Which suited him well for a committee founded on a promise of discretion. In the ’50s and ’70s, the NSA, CIA and FBI had variously eavesdropped on American dissidents, drugged unwitting innocents in mind-control experiments and directly interfered with American politics. Congressional investigators who uncovered those abuses cut a deal with the penitent agencies: the spooks would share their most treasured secrets with two newly created committees of the people’s representatives if Congress promised not to use the information for political purposes. Most members thought the bargain worthy, and the House and Senate oversight committees attracted a lot of earnest, careful types.
To hear Schiff tell it, Trump and Nunes have undermined that more than 40-year balance-of-power agreement. “That compact was broken by the publication of the [Nunes] memo,” Schiff says.
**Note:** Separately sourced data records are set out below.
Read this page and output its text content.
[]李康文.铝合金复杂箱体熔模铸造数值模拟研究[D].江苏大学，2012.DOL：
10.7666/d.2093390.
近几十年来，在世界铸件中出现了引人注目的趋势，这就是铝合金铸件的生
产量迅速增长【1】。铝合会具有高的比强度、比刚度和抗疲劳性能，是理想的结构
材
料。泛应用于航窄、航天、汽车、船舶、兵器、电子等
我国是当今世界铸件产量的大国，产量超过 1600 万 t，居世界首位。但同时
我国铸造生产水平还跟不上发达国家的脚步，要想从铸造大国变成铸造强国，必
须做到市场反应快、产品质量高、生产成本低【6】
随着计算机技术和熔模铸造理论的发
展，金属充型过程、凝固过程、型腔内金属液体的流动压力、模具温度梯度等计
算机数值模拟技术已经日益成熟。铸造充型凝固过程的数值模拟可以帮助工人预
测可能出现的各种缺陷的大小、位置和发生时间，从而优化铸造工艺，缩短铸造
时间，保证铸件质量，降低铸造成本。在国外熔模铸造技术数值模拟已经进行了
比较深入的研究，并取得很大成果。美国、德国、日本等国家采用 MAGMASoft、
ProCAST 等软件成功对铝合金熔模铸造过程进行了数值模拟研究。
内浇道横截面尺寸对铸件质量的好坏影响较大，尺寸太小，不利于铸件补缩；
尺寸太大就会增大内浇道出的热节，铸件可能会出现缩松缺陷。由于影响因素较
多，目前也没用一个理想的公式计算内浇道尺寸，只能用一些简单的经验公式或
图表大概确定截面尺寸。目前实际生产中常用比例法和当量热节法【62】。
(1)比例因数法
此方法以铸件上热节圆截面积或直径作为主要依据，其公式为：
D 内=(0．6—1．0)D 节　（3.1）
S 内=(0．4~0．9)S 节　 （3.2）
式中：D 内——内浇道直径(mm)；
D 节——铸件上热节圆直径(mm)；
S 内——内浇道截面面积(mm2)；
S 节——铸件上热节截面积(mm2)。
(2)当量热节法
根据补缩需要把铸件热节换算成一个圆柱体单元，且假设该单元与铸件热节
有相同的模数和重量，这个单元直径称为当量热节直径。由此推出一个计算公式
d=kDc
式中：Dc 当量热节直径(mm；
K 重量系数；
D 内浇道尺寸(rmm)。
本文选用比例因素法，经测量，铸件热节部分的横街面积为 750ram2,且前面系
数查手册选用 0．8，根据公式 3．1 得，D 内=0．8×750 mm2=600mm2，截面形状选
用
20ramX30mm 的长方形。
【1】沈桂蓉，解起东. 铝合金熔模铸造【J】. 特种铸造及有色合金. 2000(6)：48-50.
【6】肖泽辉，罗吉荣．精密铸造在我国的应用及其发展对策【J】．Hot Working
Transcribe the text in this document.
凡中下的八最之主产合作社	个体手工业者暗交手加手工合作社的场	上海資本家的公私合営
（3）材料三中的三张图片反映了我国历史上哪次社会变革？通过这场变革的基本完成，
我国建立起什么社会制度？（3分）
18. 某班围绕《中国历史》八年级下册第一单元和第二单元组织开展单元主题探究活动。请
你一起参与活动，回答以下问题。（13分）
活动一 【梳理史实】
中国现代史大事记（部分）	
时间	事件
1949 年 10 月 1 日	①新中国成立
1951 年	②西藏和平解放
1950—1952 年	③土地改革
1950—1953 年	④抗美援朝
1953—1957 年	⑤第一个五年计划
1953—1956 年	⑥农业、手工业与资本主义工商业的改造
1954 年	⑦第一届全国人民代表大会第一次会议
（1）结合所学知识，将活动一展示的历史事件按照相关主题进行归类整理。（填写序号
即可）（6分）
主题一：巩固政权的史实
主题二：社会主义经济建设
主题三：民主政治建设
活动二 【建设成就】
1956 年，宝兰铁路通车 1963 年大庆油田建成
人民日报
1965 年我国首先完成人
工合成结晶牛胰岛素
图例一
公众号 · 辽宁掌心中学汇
The result, he says, is a breakdown in trust between the Hill and the spies, and a precedent “of monkeying around with classified information for political purposes.” Nunes responds that it is the founding mission of the committee to police bad behavior by the intelligence community, including what he says was the politically motivated investigation of members of the Trump campaign.
Trump, for his part, says Schiff has been playing fast and loose with the nation’s secrets. At the Gridiron, Trump dubbed Schiff “Leakin’ Adam” and half-joked that Schiff constantly runs out of meetings to break news on TV. History will show who is telling the truth. But in Washington–where answers to reporters’ questions regularly begin, “Are we on background?”–Schiff is, in my experience, memorable for insisting on speaking on the record. “It makes life easier,” he says.
It’s unclear where all the political drama and its attendant fame will lead for a politician once unaccustomed to the spotlight. In a minivan on the way to a dinner honoring John McCain at the Munich conference, a GOP Senator ribbed Schiff about his appearances on TV and asked if he was running for President. Hardly missing a beat, Schiff said, “You must be mistaking me for a Senator.”
In the House, Schiff may get a chance to put his money where his mouth is on the Russia probe. If the Democrats take control next fall and Pelosi becomes Speaker again, she could name Schiff chairman of the Intelligence Committee, with the power to call witnesses and subpoena documents from inside government and out. Schiff is finding that his newfound fame will improve his chances of getting the top spot. His own California seat is considered safely Democratic, but others in his party need help. Toward the end of our conversation, he looks at his watch and says, “Oh, I have a call,” and wanders off to speak with a needy candidate.
With elections every two years, the House has always been the more partisan chamber. But whatever the result in November, the challenge for Schiff, the committee and America will be getting politics back out of the room where patriotism is supposed to provide common ground.